Open Yuan0320 opened 1 year ago
Hi,
Yes, the evaluation will take a very long time. The gsm8k will take around 20+ hours for V100 32G without load_8bit. Please let us know if you have further questions!
Thanks for the response! I ran the experiments and found that for some datasets, the evaluation accuracy differed a bit more than the results reported in the paper (e.g. AddSub 86.58 vs. 78.5) , which I trained using math_data.json
. Do you know why? Maybe the envs, GPUs? I'm not sure if I'm going wrong somewhere.
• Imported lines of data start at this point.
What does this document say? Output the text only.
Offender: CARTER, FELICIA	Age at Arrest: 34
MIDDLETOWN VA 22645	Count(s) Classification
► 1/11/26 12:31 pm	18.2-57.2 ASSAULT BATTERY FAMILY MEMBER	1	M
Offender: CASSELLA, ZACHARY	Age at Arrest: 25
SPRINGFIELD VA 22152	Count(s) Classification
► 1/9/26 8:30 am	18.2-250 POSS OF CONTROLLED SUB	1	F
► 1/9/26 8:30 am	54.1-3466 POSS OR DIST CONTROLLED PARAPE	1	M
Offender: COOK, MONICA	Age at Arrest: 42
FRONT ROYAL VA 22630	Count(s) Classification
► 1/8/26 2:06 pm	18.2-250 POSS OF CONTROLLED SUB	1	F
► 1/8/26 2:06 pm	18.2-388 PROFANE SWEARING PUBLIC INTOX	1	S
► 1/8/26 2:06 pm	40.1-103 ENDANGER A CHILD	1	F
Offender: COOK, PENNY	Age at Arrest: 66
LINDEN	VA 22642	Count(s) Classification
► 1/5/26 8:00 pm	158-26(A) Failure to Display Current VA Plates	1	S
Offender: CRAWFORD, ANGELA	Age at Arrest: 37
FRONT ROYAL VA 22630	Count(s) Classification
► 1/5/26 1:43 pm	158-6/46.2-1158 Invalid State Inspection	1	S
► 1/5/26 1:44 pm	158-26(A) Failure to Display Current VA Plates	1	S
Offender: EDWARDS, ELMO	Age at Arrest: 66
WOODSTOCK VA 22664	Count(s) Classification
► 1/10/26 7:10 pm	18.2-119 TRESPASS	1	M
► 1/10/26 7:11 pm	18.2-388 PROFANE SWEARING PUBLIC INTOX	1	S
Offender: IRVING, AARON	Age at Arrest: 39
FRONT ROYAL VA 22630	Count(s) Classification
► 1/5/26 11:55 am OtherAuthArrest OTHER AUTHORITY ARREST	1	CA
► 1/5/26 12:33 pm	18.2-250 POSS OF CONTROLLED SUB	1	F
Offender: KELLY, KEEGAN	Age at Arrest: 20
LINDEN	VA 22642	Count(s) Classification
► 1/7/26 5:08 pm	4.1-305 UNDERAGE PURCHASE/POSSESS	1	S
Model | MultiArith | GSM8K | AddSub | AQuA | SingleEq | SVAMP |
---|---|---|---|---|---|---|
LLaMa-7B + LoRA (paper reported) | 88.3 | 21.9 | 78.5 | 27.5 | 83.3 | 54.5 |
LLaMa-7B + LoRA (my reproduced) | 85.83 | 25.85 | 86.6 | 17.32 | 84.65 | 65.4 |
Hi,
please use the following command to reproduce the result for LLaMA-7B-LoRA.
CUDA_VISIBLE_DEVICES=0 python finetune.py --base_model 'yahma/llama-7b-hf' --data_path 'math_10k.json' --output_dir './trained_models/llama-7b-lora-math/' --batch_size 16 --micro_batch_size 4 --num_epochs 3 --learning_rate 3e-4 --cutoff_len 256 --val_set_size 120 --eval_step 80 --save_step 80 --adapter_name lora --target_modules '["q_proj", "k_proj", "v_proj", "up_proj", "down_proj"]' --lora_r 32 --lora_alpha 64
Thanks! This helps me a lot. Currently the training dataset, e.g., math_data.json
, covers all six math reasoning datasets, I wonder that can we get the training data for each datasets? Or other ways to get the dataset to which each sample in the training data belongs.
Hi @HZQ950419, thanks for your great work! Here I wonder how long your evaluation phase took? I used a single V100, and the evaluation phase seems a bit time consuming, e.g. I spent about 5 hours on the AddSub test set. Is this normal?